ACTIVE-SITE TOPOLOGY OF SACCHAROMYCES-CEREVISIAE LANOSTEROL 14-ALPHA-DEMETHYLASE (CYP51) AND ITS G310D MUTANT (CYTOCHROME-P-450SG1)

Incubation of phenyldiazene (PhN = NH) with lanosterol 14-alpha-demethylase, a cytochrome P-450 enzyme (CYP51) that oxidatively removes the 14-alpha-methyl group of lanosterol, results in the appearance of a 478nm band indicative of phenyl-iron complex formation. In situ oxidation of the phenyl-iron complex by ferricyanide yields exclusively the N-phenylprotoporphyrin IX regioisomer with the phenyl group on the nitrogen of pyrrole ring C (N(C)).

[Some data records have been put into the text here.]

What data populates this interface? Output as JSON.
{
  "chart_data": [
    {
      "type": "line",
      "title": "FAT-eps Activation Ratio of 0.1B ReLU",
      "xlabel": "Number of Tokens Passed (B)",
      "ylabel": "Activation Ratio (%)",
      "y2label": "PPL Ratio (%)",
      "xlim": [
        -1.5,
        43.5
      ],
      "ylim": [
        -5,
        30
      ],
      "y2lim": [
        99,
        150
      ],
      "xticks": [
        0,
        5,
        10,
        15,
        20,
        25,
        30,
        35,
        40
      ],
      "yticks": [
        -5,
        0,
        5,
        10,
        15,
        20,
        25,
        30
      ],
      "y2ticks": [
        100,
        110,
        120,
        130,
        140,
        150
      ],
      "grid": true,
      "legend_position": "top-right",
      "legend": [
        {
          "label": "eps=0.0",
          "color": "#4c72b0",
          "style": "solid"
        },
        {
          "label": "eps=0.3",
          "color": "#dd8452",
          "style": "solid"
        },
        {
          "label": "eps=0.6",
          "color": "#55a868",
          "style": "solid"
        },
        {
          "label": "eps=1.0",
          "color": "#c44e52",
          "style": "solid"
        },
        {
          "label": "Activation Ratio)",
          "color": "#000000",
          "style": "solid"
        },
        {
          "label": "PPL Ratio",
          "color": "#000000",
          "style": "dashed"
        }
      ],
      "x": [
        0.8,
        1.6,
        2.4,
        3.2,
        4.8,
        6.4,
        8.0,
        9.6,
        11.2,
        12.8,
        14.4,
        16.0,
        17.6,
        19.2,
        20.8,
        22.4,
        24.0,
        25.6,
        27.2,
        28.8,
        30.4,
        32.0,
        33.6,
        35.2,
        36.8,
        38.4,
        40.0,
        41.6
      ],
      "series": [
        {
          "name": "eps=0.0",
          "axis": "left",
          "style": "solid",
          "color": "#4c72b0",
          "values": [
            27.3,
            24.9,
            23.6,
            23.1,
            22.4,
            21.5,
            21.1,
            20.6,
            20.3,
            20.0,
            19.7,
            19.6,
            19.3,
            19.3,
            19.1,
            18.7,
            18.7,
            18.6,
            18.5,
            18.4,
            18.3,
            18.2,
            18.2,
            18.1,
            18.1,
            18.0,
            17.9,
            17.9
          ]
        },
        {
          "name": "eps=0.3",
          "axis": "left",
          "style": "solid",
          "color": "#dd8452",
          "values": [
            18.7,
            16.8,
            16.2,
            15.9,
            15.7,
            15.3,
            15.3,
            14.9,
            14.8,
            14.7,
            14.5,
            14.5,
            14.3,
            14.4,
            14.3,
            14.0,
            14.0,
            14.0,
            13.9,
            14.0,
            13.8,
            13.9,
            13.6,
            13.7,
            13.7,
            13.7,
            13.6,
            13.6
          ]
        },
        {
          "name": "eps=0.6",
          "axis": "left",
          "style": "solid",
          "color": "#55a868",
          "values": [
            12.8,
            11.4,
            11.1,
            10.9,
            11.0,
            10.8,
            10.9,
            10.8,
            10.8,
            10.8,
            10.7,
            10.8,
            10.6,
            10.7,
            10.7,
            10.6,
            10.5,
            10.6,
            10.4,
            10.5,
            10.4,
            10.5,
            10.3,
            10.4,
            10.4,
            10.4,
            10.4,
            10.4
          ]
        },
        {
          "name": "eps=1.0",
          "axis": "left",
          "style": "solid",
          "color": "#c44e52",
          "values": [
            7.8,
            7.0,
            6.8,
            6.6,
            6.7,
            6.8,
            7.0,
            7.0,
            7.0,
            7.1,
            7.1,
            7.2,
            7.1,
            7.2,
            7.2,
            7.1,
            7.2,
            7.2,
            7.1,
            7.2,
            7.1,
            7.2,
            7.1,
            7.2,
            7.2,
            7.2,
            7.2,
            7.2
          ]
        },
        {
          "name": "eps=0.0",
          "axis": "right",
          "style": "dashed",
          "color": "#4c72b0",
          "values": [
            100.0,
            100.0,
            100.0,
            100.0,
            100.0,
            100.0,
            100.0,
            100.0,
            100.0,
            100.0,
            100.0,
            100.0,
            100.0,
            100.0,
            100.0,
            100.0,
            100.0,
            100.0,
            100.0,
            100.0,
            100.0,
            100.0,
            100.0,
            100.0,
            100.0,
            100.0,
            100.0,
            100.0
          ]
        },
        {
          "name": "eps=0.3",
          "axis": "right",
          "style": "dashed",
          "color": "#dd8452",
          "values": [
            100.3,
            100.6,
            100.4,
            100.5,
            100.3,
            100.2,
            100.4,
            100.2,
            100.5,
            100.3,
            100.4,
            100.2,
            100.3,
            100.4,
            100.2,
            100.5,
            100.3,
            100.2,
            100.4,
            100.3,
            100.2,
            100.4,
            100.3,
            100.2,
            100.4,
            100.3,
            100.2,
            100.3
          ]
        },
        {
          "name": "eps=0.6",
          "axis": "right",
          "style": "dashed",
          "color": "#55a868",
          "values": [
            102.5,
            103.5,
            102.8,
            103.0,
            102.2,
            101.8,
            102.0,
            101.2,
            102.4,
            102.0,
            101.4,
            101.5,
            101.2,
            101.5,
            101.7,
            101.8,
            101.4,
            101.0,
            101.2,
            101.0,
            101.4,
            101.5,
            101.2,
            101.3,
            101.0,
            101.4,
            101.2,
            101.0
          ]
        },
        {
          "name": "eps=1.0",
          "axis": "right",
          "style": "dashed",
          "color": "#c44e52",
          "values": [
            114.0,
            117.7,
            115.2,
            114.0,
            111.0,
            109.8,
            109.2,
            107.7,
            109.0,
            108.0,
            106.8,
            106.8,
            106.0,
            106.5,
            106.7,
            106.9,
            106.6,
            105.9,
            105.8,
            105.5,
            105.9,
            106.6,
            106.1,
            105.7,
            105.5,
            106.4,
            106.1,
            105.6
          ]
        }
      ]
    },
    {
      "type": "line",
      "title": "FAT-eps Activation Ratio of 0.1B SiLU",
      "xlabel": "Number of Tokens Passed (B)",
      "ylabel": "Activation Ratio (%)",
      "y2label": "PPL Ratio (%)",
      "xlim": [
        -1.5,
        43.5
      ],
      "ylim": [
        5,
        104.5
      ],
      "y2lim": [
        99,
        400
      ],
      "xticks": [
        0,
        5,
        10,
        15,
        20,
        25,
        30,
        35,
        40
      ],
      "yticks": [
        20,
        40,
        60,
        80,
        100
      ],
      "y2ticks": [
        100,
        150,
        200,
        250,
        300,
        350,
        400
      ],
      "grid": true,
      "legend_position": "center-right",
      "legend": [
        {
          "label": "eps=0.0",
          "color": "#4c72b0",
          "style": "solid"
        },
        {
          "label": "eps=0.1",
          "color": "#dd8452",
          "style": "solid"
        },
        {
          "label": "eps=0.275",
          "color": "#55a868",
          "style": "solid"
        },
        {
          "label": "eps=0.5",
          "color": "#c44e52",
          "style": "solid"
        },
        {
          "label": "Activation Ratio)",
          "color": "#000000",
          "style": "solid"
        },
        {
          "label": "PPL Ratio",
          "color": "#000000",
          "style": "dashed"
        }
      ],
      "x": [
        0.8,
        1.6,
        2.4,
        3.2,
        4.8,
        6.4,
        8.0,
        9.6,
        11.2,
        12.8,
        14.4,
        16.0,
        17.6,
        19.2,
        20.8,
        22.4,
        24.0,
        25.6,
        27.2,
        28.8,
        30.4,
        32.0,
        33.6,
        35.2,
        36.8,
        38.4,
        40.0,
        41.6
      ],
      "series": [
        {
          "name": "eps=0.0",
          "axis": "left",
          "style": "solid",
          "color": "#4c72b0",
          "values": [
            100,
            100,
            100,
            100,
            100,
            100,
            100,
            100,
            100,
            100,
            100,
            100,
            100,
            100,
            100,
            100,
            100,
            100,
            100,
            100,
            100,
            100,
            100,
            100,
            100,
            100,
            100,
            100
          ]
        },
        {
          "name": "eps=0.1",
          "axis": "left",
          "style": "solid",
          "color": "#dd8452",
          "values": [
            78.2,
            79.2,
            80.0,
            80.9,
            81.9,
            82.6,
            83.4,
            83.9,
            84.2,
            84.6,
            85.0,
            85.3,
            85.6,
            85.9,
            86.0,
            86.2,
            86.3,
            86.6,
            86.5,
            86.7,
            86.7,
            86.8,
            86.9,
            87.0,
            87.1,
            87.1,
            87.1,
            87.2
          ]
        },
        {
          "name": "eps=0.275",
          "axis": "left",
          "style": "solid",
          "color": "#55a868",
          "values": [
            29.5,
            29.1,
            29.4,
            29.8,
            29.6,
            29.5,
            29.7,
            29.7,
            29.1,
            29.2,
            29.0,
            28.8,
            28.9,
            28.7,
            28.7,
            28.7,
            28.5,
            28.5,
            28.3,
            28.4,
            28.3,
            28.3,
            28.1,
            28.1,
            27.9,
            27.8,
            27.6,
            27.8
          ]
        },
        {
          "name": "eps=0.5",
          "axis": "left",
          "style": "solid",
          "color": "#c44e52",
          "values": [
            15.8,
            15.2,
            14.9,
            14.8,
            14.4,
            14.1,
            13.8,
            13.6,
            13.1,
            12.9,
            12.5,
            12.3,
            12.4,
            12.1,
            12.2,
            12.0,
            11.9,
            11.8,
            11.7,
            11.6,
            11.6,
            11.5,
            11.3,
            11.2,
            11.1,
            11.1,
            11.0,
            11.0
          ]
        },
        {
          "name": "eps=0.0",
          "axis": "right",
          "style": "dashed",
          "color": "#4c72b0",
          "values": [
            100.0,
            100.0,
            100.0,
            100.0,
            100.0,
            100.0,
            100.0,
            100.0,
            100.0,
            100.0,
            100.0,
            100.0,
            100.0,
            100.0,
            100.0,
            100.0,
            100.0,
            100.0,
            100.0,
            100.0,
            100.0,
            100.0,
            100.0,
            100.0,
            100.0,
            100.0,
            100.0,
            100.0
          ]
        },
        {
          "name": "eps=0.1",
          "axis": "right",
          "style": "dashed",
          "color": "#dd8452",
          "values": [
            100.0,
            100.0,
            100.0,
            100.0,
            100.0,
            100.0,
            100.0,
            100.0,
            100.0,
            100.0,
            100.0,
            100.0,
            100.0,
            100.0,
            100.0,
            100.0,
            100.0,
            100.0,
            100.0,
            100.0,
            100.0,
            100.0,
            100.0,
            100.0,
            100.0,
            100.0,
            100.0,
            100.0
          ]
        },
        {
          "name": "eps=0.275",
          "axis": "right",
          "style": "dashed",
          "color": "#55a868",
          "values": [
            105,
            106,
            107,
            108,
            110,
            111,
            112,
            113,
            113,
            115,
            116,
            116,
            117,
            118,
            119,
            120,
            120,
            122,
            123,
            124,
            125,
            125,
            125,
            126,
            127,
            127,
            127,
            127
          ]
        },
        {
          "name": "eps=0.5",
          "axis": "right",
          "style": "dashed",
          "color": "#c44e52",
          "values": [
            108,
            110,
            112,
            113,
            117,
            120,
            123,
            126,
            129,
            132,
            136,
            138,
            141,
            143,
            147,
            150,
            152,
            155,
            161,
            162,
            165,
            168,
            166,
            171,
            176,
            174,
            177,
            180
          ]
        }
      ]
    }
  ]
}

The biphenyl-iron complex formed in the analogous reaction of the enzyme with biphenyldiazene similarly rearranges on treatment with ferricyanide to the Nc regioisomer of N-biphenylprotoporphyrin IX. The active site cavity must therefore be at least 10 angstrom high directly above the iron atom and pyrrole ring C of the heme group, and lanosterol binds to the enzyme in the region above pyrrole ring C. Phenyl-iron complex formation is not detected spectroscopically with cytochrome P-450SG1, a catalytically inactive G310D mutant of lanosterol 14-alpha-demethylase in which the sixth iron coordination site is thought to be occupied by an imidazole ligand. Nevertheless, oxidation of the phenyldiazene-treated enzyme with ferricyanide provides the N(A) and N(C) regioisomers of N-phenylprotoporphyrin IX in a 40:60 ratio. The single amino acid substitution in cytochrome P-450SG1 thus causes a conformational change that retracts the amino acid residues that cover pyrrole ring A and moves an imidazole ligand into the active site.